[OpenAFS] Re: Afs User volume servers in VM's

Booker Bense bbense@slac.stanford.edu
Wed, 26 Oct 2011 10:32:15 -0700 (PDT)


On Wed, 26 Oct 2011, Andrew Deason wrote:

> On Wed, 26 Oct 2011 18:41:15 +0200
> Stephan Wiesand <stephan.wiesand@desy.de> wrote:
>
>
>> Booker and me would probably be ok with errors being returned upon
>> access to a single volume that's being overwhelmed with I/O requests -
>> if it just wouldn't make the fileserver as a whole grind to a halt and
>> not service any request any more.
>
> Well, see, it depends on _what_ is causing it to do that, as Jeffrey
> said.

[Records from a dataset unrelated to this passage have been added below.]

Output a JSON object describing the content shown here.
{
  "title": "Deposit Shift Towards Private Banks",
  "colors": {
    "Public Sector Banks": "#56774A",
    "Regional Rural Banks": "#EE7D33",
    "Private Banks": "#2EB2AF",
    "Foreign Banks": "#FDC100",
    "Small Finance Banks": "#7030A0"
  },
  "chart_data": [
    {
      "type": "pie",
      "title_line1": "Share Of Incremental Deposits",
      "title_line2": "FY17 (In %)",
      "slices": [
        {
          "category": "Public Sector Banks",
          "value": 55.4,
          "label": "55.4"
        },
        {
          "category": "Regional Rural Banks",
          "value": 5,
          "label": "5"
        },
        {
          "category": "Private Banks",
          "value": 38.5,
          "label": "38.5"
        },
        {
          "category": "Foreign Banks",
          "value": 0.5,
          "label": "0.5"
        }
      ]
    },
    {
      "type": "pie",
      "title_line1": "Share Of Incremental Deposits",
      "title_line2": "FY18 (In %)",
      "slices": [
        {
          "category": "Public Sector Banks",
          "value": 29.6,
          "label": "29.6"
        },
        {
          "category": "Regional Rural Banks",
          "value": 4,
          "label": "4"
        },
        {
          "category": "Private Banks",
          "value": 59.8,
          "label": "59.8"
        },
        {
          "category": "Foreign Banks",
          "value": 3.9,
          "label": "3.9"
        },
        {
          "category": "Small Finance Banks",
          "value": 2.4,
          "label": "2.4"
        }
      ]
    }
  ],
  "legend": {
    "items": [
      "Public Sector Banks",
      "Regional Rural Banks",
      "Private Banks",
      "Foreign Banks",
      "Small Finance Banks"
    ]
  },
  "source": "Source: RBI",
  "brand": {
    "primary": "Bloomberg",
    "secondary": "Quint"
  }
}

If the threads are hanging on a lock somewhere in the host package
> or Rx or something, this won't help a whole lot since we still have to
> go through those layers and we'll still hang on those locks (same thing
> for chewing up CPU, or moving memory around, etc). In fact, we'll do so
> even more, since we (eventually) have to go through all that at least
> twice for the VBUSY case.
>

The symptom we see is thread exhaustion due to write callbacks 
from many clients for a single volume[1]. The problem is 
insidious as it's not a gradual failure, because everything works just fine
until you hit a tipping point in the number of batch jobs.

It's often a file that the user isn't even aware they are 
opening, but is a small file used by some library they are
using. Sometimes tracking down the file can take significant
effort.

- Booker C. Bense

[1]- I'm not the stuckee when this happens, just an interested 
bystander so I may have the details slightly incorrect.